ATLANTA - Davis Howard isn't yet a year old, but the Atlanta toddler has already landed in a neonatal intensive care unit twice because of a respiratory virus.
When Howard was about six-weeks old, his mother Kari Davis noticed he was struggling to breathe, his tiny chest going rapidly up and down.
Kari and her husband Justin took him to the pediatrician, who called an ambulance to rush the infant to Children's Healthcare of Atlanta at Scottish Rite's emergency department.
"We only had a mile to go (to the hospital)," Kari Davis says. "And they said, 'Don't even risk going to the hospital in a car. We need him in an ambulance.' And they had him on oxygen all the way to Scottish Rite."
Davis landed in the NICU with RSV, or respiratory syncytial virus.
Children's Healthcare of Atlanta Pediatrician-In-Chief Jim Fortenberry says it's the virus that causes the common cold in adults.
Yet, for babies like Davis, especially those born prematurely, RSV can be much more dangerous.
"It's basically kind of like bronchitis for a baby. And it can be deadly," says Kari Howard.
Davis, who weighed just 10 pounds, spent a week in the NICU on oxygen, getting his lungs suctioned to help him breathe.
He got better.
But, about 5 months later, the same thing happened again.
"I was literally going, taking him to bed one night, and he was having the same labored breathing," his mother remembers.
Davis Howard landed back in Children's NICU for another week.
"It was awful," says Kari Howard. "I was in the corner hyperventilating."
Children's Healthcare of Atlanta's 3 emergency departments are seeing a lot of RSV and cold viruses right now.
Dr. Fortenberry says, like a cold, RSV is highly contagious.
"It's passed pretty easily form hand to hand, hand to eye, hand to mouth," Fortenberry says. "So it's really critical to practice good handwashing."

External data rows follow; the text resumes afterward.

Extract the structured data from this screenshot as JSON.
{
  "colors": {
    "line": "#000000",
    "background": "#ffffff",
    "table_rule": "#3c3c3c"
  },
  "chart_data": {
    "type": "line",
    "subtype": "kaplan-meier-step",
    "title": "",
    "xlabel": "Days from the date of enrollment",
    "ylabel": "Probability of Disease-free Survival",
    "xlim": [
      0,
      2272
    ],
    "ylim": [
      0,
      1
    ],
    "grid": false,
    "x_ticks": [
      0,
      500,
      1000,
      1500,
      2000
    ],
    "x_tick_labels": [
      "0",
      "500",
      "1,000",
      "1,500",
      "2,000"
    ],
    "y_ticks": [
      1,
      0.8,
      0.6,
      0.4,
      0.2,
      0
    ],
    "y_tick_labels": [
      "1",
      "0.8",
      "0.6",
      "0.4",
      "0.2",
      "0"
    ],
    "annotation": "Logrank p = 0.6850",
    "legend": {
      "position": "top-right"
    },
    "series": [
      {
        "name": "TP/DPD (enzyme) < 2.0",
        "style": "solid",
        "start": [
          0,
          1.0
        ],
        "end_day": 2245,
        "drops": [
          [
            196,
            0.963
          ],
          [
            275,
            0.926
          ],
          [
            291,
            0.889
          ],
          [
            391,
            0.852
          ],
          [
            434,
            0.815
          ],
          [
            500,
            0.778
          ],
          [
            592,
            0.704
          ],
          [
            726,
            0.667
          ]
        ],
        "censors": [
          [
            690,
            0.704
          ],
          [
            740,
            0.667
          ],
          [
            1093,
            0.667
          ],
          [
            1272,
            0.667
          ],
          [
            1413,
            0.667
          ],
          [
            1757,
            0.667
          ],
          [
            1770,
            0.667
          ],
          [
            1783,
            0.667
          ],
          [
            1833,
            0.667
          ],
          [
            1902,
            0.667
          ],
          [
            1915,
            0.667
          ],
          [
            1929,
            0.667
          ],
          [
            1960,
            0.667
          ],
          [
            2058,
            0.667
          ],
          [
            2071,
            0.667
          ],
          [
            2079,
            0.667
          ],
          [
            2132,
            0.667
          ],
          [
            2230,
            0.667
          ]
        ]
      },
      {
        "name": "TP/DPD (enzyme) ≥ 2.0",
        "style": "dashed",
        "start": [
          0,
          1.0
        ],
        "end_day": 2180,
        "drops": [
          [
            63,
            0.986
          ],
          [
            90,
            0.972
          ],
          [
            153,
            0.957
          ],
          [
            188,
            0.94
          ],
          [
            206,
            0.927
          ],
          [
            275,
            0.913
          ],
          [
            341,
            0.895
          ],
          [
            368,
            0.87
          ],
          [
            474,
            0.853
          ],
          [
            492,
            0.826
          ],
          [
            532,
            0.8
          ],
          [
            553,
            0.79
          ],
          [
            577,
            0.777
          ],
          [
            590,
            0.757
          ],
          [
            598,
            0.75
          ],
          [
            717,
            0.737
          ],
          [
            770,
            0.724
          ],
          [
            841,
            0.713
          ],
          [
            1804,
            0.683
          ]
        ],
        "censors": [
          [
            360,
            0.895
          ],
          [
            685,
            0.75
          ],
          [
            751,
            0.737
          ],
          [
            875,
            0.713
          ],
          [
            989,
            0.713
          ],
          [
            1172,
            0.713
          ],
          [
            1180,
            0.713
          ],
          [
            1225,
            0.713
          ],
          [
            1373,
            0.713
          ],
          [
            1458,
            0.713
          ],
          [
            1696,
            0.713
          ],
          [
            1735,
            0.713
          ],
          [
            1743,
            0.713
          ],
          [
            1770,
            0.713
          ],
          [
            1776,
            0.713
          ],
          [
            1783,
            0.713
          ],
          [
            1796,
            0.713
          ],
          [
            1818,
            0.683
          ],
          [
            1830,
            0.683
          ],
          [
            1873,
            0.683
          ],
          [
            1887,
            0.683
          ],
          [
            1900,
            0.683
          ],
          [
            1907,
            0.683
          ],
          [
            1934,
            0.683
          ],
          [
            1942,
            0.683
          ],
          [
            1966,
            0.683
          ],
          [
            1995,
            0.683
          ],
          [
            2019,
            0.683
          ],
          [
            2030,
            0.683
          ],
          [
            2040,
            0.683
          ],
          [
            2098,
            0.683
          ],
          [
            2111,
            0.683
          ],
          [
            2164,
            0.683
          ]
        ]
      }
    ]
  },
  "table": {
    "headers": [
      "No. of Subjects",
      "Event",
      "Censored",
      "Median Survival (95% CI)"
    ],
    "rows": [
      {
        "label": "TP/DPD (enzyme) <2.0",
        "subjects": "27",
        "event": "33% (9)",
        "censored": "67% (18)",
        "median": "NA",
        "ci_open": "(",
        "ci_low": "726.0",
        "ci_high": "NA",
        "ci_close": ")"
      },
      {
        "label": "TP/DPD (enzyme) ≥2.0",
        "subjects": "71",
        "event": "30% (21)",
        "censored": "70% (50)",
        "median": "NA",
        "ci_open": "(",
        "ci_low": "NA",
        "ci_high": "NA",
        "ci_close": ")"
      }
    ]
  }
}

Fortenberry says most infants will get through RSV with rest and fluids, and don't need to come to an ER.
But in severe cases, like Davis, babies may have difficulty breathing, a high fever, and thick nasal discharge, and a barking cough. Sometimes they stop eating, or become unusually fussy or inactive.
"Just the labored breathing is really the number one thing," Kari Howard says. "So if you see that, I would recommend taking your child to the ER or your pediatrician immediately."
There's no vaccine for RSV.
But, Dr. Fortenberry says, a medication known as Synagis can help protect a small group of premature babies, considered most at-risk.
If your baby was born early, he says, talk to your pediatrician about that medication.
Today, Davis Howard still needs daily breathing treatments and asthma medication, but, the Howards are grateful their little guy is healthy again.
"He is great, sleeps through the night. Always has," Kari Howard says. "He's just an amazing kid and we're blessed to have him."